FNB-owner sets aside R5.8 billion for legal troubles in the UK
Despite FirstRand setting aside close to R6 billion for claims related to a legal dispute in the UK, the company’s interim results were relatively strong.
In its interim results for the six months ended 31 December 2025, CEO Mary Vilakazi said the bank has delivered strong topline growth, underpinned by momentum in deposits and advances.
“Once again, the group’s diversified portfolio of leading client franchises – FNB, RMB and WesBank – has supported this performance, as all delivered growth and improved returns,” said Vilakazi.
“FirstRand’s normalised earnings increased by 11%, and economic profits grew by 26%. The capital, asset and liability optimisation strategies implemented over the past year have resulted in a sustainable, structural uplift in margin.”
This supported an improved normalised ROE of 21.1%. This high ROE and resulting strong capital position enabled 18% interim dividend growth to 259.0 cents per ordinary share.
Despite strong interim results, the group is still facing a legal dispute over its UK business, MotoNovo.
The UK Financial Conduct Authority (FCA) is investigating the dealer who receives commission from MotoNovo for arranging car finance.
While the UK Supreme Court held that motor dealers do not owe a fiduciary duty to highlight the commission arrangements, it still found FirstRand liable for unfair practices.
FirstRand has thus been ordered to pay compensation in the case, and while the exact amount is yet to be determined, it will likely be in the billions of rands.
During the interim period, FirstRand saw its group’s operating expenses increase 9%, which included R333 million of legal and other costs related to the UK motor commission matter
The group has also set aside a provision of £240 million (about R5.8 billion), which is considered the best estimate, following the Supreme Court’s judgement. The provision was set aside before the interim period.

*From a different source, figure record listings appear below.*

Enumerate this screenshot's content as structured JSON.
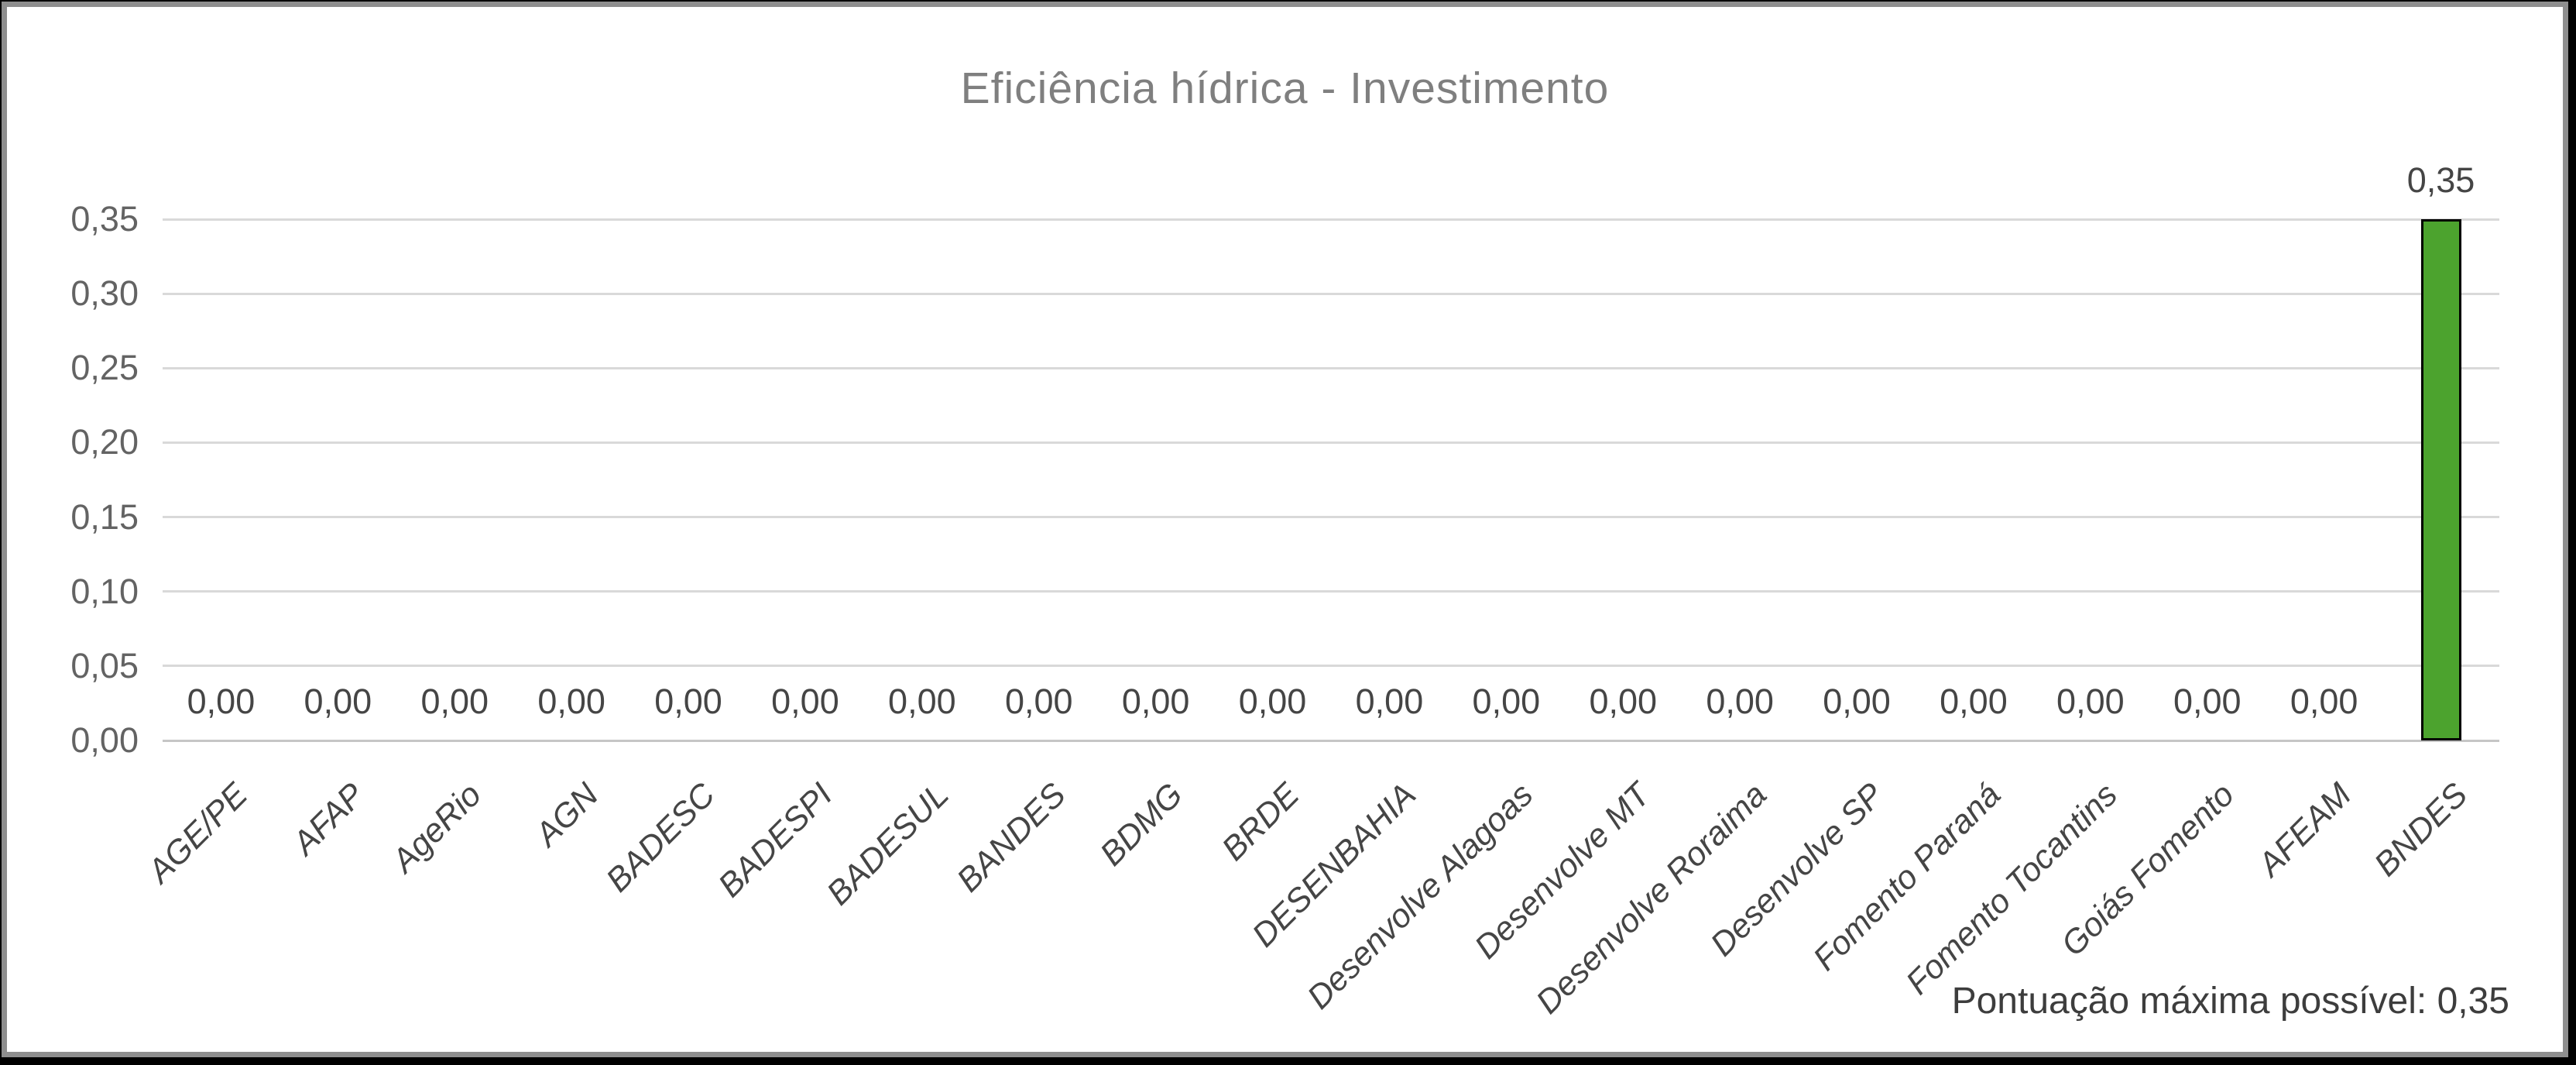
{
  "window": {
    "outer_background": "#000000",
    "frame_border_color": "#8E8E8E",
    "chart_background": "#FFFFFF"
  },
  "chart_data": {
    "type": "bar",
    "title": "Eficiência hídrica - Investimento",
    "categories": [
      "AGE/PE",
      "AFAP",
      "AgeRio",
      "AGN",
      "BADESC",
      "BADESPI",
      "BADESUL",
      "BANDES",
      "BDMG",
      "BRDE",
      "DESENBAHIA",
      "Desenvolve Alagoas",
      "Desenvolve MT",
      "Desenvolve Roraima",
      "Desenvolve SP",
      "Fomento Paraná",
      "Fomento Tocantins",
      "Goiás Fomento",
      "AFEAM",
      "BNDES"
    ],
    "values": [
      0,
      0,
      0,
      0,
      0,
      0,
      0,
      0,
      0,
      0,
      0,
      0,
      0,
      0,
      0,
      0,
      0,
      0,
      0,
      0.35
    ],
    "value_labels": [
      "0,00",
      "0,00",
      "0,00",
      "0,00",
      "0,00",
      "0,00",
      "0,00",
      "0,00",
      "0,00",
      "0,00",
      "0,00",
      "0,00",
      "0,00",
      "0,00",
      "0,00",
      "0,00",
      "0,00",
      "0,00",
      "0,00",
      "0,35"
    ],
    "y_tick_labels": [
      "0,00",
      "0,05",
      "0,10",
      "0,15",
      "0,20",
      "0,25",
      "0,30",
      "0,35"
    ],
    "ylim": [
      0,
      0.35
    ],
    "xlabel": "",
    "ylabel": "",
    "grid": true,
    "legend": "none",
    "colors": {
      "bar_fill": "#4CA32E",
      "bar_border": "#000000",
      "gridline": "#D9D9D9",
      "axis_line": "#C6C6C6",
      "title_text": "#7F7F7F",
      "y_tick_text": "#636363",
      "category_text": "#454545",
      "data_label_text": "#454545"
    }
  },
  "footer": {
    "note": "Pontuação máxima possível:  0,35"
  }
}
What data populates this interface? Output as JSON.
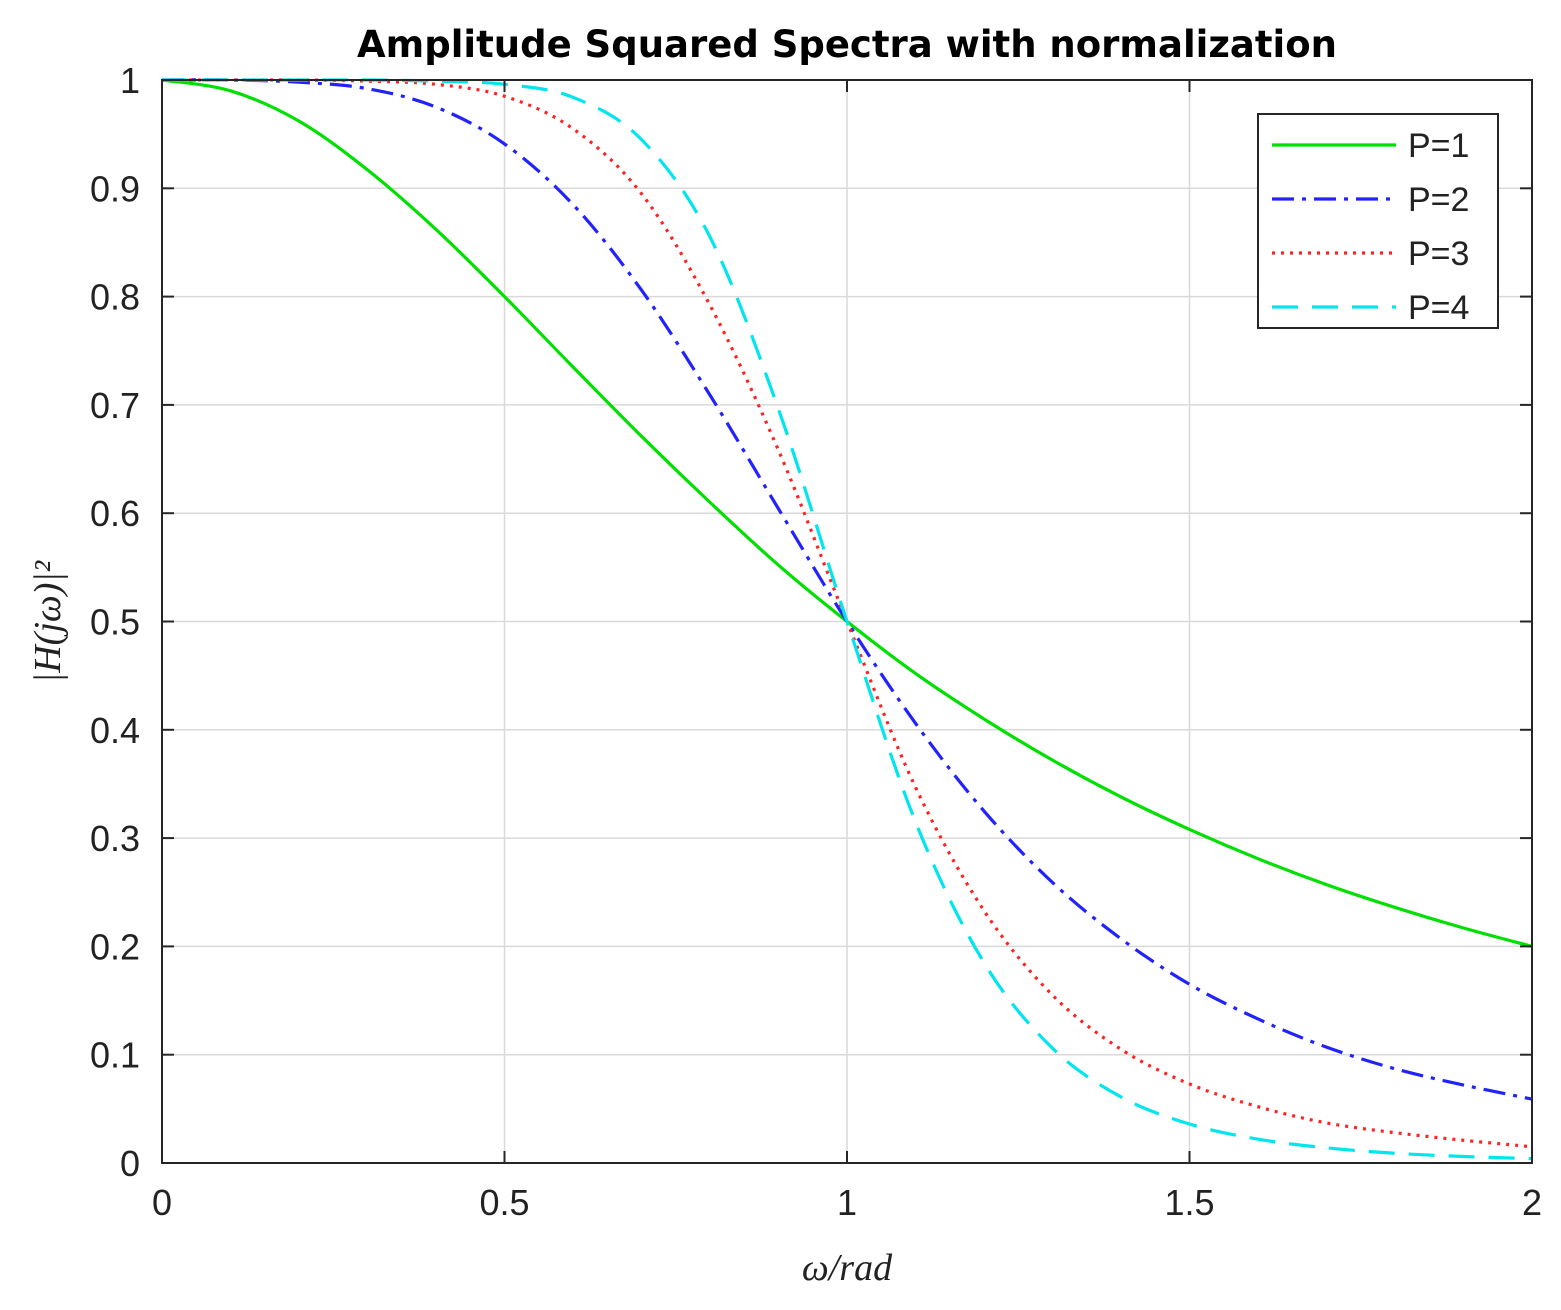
{
  "chart_data": {
    "type": "line",
    "title": "Amplitude Squared Spectra with normalization",
    "xlabel": "ω/rad",
    "ylabel": "|H(jω)|²",
    "xlim": [
      0,
      2
    ],
    "ylim": [
      0,
      1
    ],
    "grid": true,
    "legend_position": "top-right",
    "x_ticks": [
      0,
      0.5,
      1,
      1.5,
      2
    ],
    "x_tick_labels": [
      "0",
      "0.5",
      "1",
      "1.5",
      "2"
    ],
    "y_ticks": [
      0,
      0.1,
      0.2,
      0.3,
      0.4,
      0.5,
      0.6,
      0.7,
      0.8,
      0.9,
      1
    ],
    "y_tick_labels": [
      "0",
      "0.1",
      "0.2",
      "0.3",
      "0.4",
      "0.5",
      "0.6",
      "0.7",
      "0.8",
      "0.9",
      "1"
    ],
    "x": [
      0,
      0.1,
      0.2,
      0.3,
      0.4,
      0.5,
      0.6,
      0.7,
      0.8,
      0.9,
      1.0,
      1.1,
      1.2,
      1.3,
      1.4,
      1.5,
      1.6,
      1.7,
      1.8,
      1.9,
      2.0
    ],
    "series": [
      {
        "name": "P=1",
        "color": "#00e000",
        "dash": "solid",
        "values": [
          1.0,
          0.99,
          0.962,
          0.917,
          0.862,
          0.8,
          0.735,
          0.671,
          0.61,
          0.552,
          0.5,
          0.452,
          0.41,
          0.372,
          0.338,
          0.308,
          0.281,
          0.257,
          0.236,
          0.217,
          0.2
        ]
      },
      {
        "name": "P=2",
        "color": "#2222ff",
        "dash": "dashdot",
        "values": [
          1.0,
          1.0,
          0.998,
          0.992,
          0.975,
          0.941,
          0.885,
          0.806,
          0.709,
          0.604,
          0.5,
          0.406,
          0.325,
          0.259,
          0.207,
          0.165,
          0.133,
          0.107,
          0.087,
          0.072,
          0.059
        ]
      },
      {
        "name": "P=3",
        "color": "#ff2222",
        "dash": "dotted",
        "values": [
          1.0,
          1.0,
          1.0,
          0.999,
          0.996,
          0.985,
          0.955,
          0.895,
          0.792,
          0.658,
          0.5,
          0.347,
          0.233,
          0.155,
          0.105,
          0.073,
          0.052,
          0.037,
          0.028,
          0.021,
          0.015
        ]
      },
      {
        "name": "P=4",
        "color": "#00e5ee",
        "dash": "dashed",
        "values": [
          1.0,
          1.0,
          1.0,
          1.0,
          0.999,
          0.996,
          0.984,
          0.945,
          0.855,
          0.696,
          0.5,
          0.315,
          0.185,
          0.106,
          0.061,
          0.036,
          0.022,
          0.014,
          0.009,
          0.006,
          0.004
        ]
      }
    ]
  }
}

After the FCA opened a consultation in October 2025 on a proposed industry-wide motor finance compensation scheme, FirstRand submitted a comprehensive response to the consultation paper.
This response included input from King’s Counsel and economic specialists. The group expects to hear the outcome of the consultation before the end of March 2026.
However, the group said that even if the final FCA scheme requires a further provision beyond the current R5.8 billion, its strong capital position means that it will be able to declare a final dividend.
| FirstRand results | H2 FY2025 | H1 FY2025 | % Change |
| Normalised EPS – Basic (cents) | 415.8 | 373.1 | 11% |
| Normalised EPS – Diluted (cents) | 414.9 | 373.1 | 11% |
| Headline EPS – Basic (cents) | 414.9 | 374.4 | 11% |
| Headline EPS – Diluted (cents) | 414.0 | 374.4 | 11% |
| Earnings per share – IFRS Basic (cents) | 415.0 | 376.4 | 10% |
| Earnings per share – IFRS Diluted (cents) | 414.1 | 376.4 | 10% |
| Normalised earnings (R million) | 23 234 | 20 921 | 11% |
| Headline earnings (R million) | 23 121 | 20 964 | 10% |
| Normalised net asset value (R million) | 222 549 | 207 261 | 7% |
| Normalised NAV per share (cents) | 3 989.2 | 3 699.6 | 8% |
| Ordinary dividend per share (cents) | 259 | 219 | 18% |
| ROE (%) | 21.1 | 20.8 | – |
| NAV per share – IFRS (cents) | 3 978.0 | 3 695.0 | 8% |
| Advances (net of credit impairment) (R m) | 1 803 557 | 1 710 087 | 5% |
| Deposits and debt funding (R million) | 2 255 856 | 2 159 408 | 4% |
| Credit loss ratio (%) | 0.86 | 0.84 | – |
FNB results
FNB also delivered a decent performance over the period, with normalised profit before tax (PBT) growth of 7%.
FNB South Africa grew PBT 10%, supported by solid growth in its deposit, lending and transactional franchises.
However, FNB’s broader Africa PBT reduced 12%, impacted predominantly by constrained client activity, increased funding costs and credit provisions in Botswana on the back of macroeconomic pressure and liquidity.
Higher costs in Ghana also drove the implementation of a new core banking platform. Despite weaker performance in the African portfolio, FNB still posted an improved ROE of 41%.
The improvement in ROE was driven by capital optimisation initiatives, improving retail credit performance, and NIR growth.
“The size and quality of the transactional and deposit franchises continue to provide support to a sustainable, superior ROE,” said FirstRand.